Unbalanced: Share if you’re sick of Facebook lectures

Author: Carol Schaal '91M.A.

Carol Schaal

“If you believe in angels, send this message on. Please don’t ignore it. You are being tested.”
“So re-post this, remember God saw you read this.”
“If you believe in God, drop everything and pass this on.”
“This is a test. Does God come first? If so stop what your doing right now and repost. Watch what happens.”

What won’t happen is my sharing these comments. What will happen, my dear Facebook friend, is that I may defriend you if you don’t stop with your unending demands that I re-post my love for God or Jesus or angels. But first, maybe I’ll demand something of you: Take a class in spelling and grammar.

Once the presidential election ended, I thought life on Facebook would be better. Sometimes I can be so, so wrong.

But at least the Obama sucks/Romney bites ranters didn’t constantly ask that I share and repost and demonstrate my feelings about whatever issue my too-much-time-on-their-hands Facebook pals had latched onto. And lately they seem fixated on religion.

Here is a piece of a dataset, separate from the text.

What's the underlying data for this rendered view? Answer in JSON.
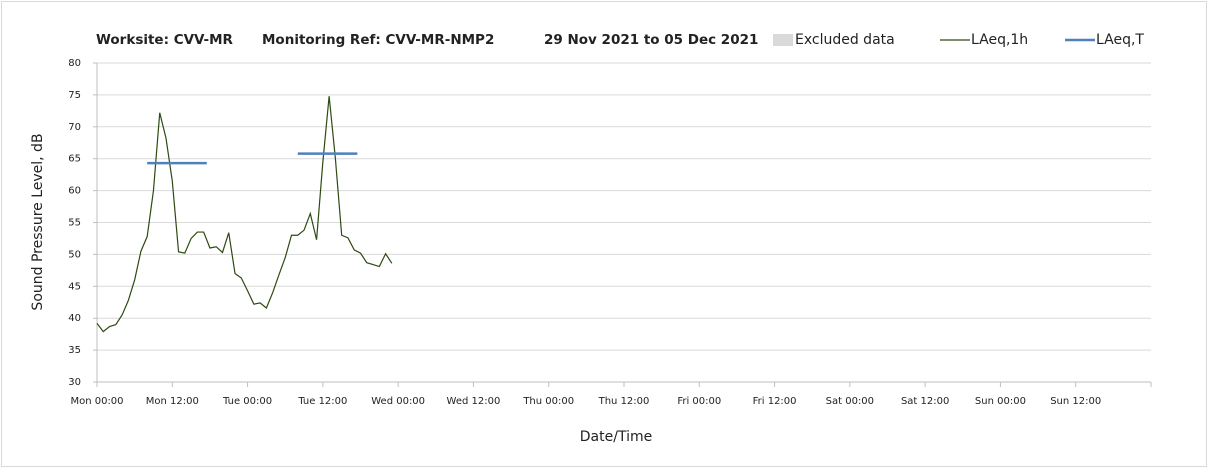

Now I don’t mind expressions of religious belief. What bugs me is the implied coercion of these repost-this, share-that messages. As if my refusal to continue the message bespeaks a turning-away from God or Jesus or angels.

Hints a bit too much of intolerance, I fear. And one has only to recall various moments in history to understand the danger of this seemingly innocuous request. Salem witch trials. Nazi Germany. The McCarthy hearings, where one not only had to deny any sympathies for Communism but also to turn in suspected “subversives.”

I can hear the posters of such items saying: That’s definitely not who we are. We’re only sharing our love of God, only reminding you of his bounty and blessings, only hoping this post will awaken spiritual thoughts in your work-addled brain. In other words, as one post said: “Share and inspire others.”

A worthy goal. We can all use some inspiration. But still, still. On such a public forum, does my lack of reposting said items means their original posters — and others — will judge me, will mark me down on the list of the damned?

God help me now.

Instead of posting endless social media versions of the “honk if you love Jesus” request, these rather demanding Facebook proselytizers, I suggest, might instead truly live their faith, letting their actions speak for their love of God. Step away from the computer and go do good works.

Actions do speak louder than words. And my words here, a cranky complaint, serve as a call to action for me, too. To forgive. To help. To love.